My mother’s neighbor is a Santa Claus. Mom arranged his first gig and she is responsible for his Santa career. He and his wife are childless and they have known me since my early teens. This past year he could not play Santa because he was diagnosed with cancer. He underwent treatment and has a clean bill of health today. During the long months of chemotherapy, he needed a distraction, so he started writing a story. We encouraged him because him well that’s what you do for a family friend. He became obsessed with the project. He drove my Mon nuts with his stories of getting the thing published. The book is about the real Santa, a Santa who foils bank robberies and cures people of cancer. He told me it’s to help adults believe. During my recent visit home, he called and wanted me to read the first three chapters and offer advice. Here’s where I sound like an ass. I didn’t want to read it, but I offered encouragement anyway. Look, I don’t get home often, it was Mother’s Day and damn me I wanted to spend time with my Mom.
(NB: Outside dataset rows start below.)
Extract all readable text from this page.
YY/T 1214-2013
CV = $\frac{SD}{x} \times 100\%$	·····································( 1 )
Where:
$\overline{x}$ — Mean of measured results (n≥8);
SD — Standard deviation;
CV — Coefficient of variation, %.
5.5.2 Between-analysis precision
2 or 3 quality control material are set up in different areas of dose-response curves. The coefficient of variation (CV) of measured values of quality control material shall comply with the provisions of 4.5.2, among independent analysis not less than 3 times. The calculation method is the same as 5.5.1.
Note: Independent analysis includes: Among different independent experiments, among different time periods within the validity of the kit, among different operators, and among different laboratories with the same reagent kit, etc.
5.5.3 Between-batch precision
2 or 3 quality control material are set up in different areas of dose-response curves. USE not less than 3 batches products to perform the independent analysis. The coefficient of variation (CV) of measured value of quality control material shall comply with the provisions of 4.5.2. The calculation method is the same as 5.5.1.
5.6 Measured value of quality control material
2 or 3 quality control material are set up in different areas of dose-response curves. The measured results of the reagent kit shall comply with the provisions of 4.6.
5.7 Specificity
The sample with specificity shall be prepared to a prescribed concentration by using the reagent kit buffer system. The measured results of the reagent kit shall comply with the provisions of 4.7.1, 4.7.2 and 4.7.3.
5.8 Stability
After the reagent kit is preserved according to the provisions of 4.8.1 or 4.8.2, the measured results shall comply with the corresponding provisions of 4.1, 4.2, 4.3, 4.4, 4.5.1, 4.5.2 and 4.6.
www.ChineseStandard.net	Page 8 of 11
His novel was a hand written manuscript. He paid some woman at the local paper to type it for him and correct his spelling. My advice, write about what you know, speak your truth, keep knocking on doors, don’t self publish no one will ever take you seriously, blah, blah, blah. He says, “Thanks Shef, aren’t we just the two writers chatting, I’ve known you since blah, blah, blah.” I say, “Yeah, I know, sorry I can’t read it, only here for a short time, blah, blah, blah.” My Mother calls tonight saying, “You won’t believe what’s happened.” It took all I could muster not to say, “What my old boyfriend rise from the grave” (See other blog to get reference). “Santa’s got a book deal,” she says. He sent the book to ten publishers. He got three rejections, one offer of a contract, but Simon and Schuster are interested and he’s holding out for the best offer.
I’m happy for him, really. I’m also getting drunk right now. I want to scream at my university, “WHAT THE FUCK DID I PAY YOU PEOPLE FOR.” To quote Jethro Mc Givens, “I hate my life, I hate it, nobody loves me.” If you don’t understand my frustration, bitterness, or drunkenness, that’s okay, writers will understand.